Face à cette œuvre de Rüdiger, spectateurs aveugles d’une expérience sans partage possible, nous ne verrons rien d’Hiroshima. Mais Rüdiger trouve les outils qui font de son œuvre une circonstance de l’événement, comme l’une des ondes qui, infiniment, naissent du choc initial. C’est l’effacement de la ville, contre l’effacement d’une vérité certes intransmissible mais irrécusable, que Rüdiger indique. L’œuvre n’est pas un appel à la compassion, un mémorial de plus dont la principale vertu est de nous permettre d’expier nos fautes les plus diverses dans la violence d’une émotion miséricordieuse.

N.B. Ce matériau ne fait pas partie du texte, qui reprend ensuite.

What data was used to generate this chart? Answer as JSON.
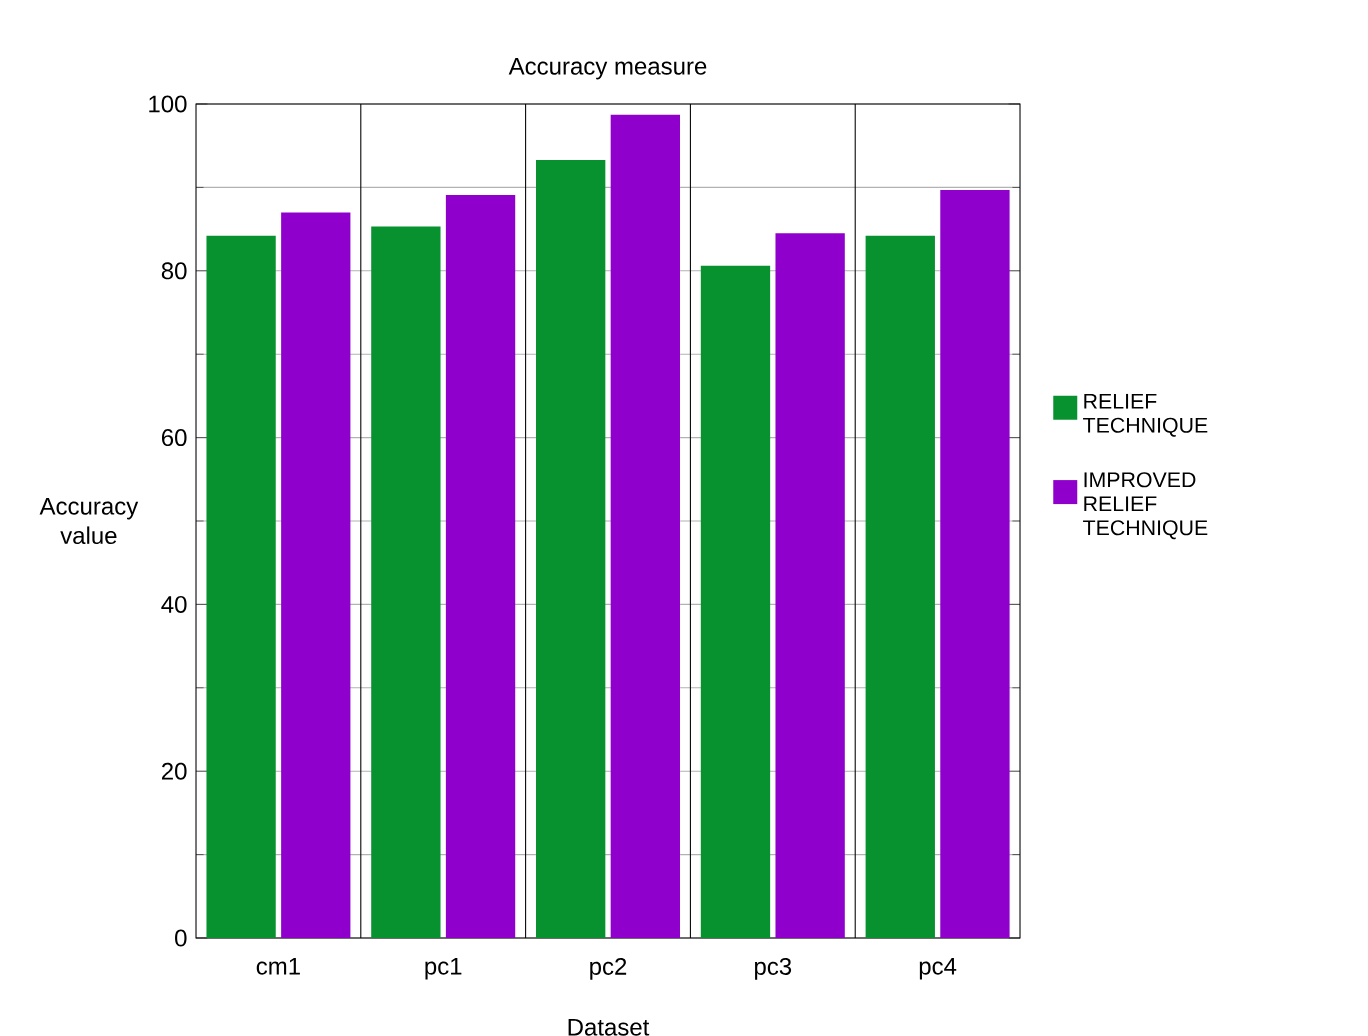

Elle nous indique, dans le même temps, la nécessité et la limite de la connaissance et de la mémoire. Car si l’art ne peut créer que pour autant qu’il détruit, l’art ne peut donner à voir que pour autant qu’il dissimule. Ici, tout au plus l’artiste peut-il prétendre restituer l’onde de choc que fut et est encore Hiroshima. Mais au prix de la dissimulation de ce que fut la ville avant cette onde qui se propage encore. Elle nous donne à penser l’événement en même temps qu’elle nous signale la limite du pensable. De la même façon, l’œuvre — les treize « stations » — subdivise et montre un temps (celui de l’explosion de la bombe) qui n’est pourtant pas mesurable.

Linea infinita

Tout en rendant hommage à la Linea di lunghezza infinita de Manzoni, Bernhard Rudiger affronte ici d’une autre façon le même défi paradoxal : indiquer ce qui n’est pas montrable, penser la limite du pensable sans espoir de la franchir, donner une forme fini à ce qui est infini. La Linea Infinita tient à la fois du Flocon de neige de Koch, dans son concept, et du Ruban de Möbius, dans sa forme. À partir de la reproduction répétée d’une carte postale d’Hiroshima détruite par la bombe atomique… Bernhard Rüdiger a créé une ligne d’images identiques. Enroulée sur elle-même, cette ligne n’a ni début ni limite assignable, ligne d’horizon dont le sens se déploie sans fin, propagation d’une perspective indépassable, sans cesse reconduite au fil de notre histoire, limite montrable et pensable mais inatteignable. Multiple illimité, l’œuvre collectionnée devient à son tour infinie et inassignable ; son acquisition par des collectionneurs la disperse dans le temps et dans l’espace. Le collectionneur participe à son tour à la propagation d’une onde infinie née dans le drame d’Hiroshima, perçue et recueillie par Rüdiger avant qu’il n’en crée une nouvelle occurrence.

Time Machine

Une céramique blanche, une figure géométrique, qui évoque sans souci de paradoxe tout à la fois un habitat ultra-moderne en forme d’étoile à trois branches, et une grotte ancestrale à trois cavités creusées par le temps. Au centre de cet « habitat » couvert, sous le point de jonction des trois « toits » en pente, un cercle évidé, un foyer ouvert, seulement fermé par le socle qui accueille la sculpture. Et en lisière de chacune des branches, tournés vers l’extérieur, trois métronomes, chacun réglé sur une mesure différente. Trois instruments, trois « figures », tournant le dos au vide mais partageant le même foyer. Et chacun tourné dans sa propre direction, dans un rythme et une vitesse propre.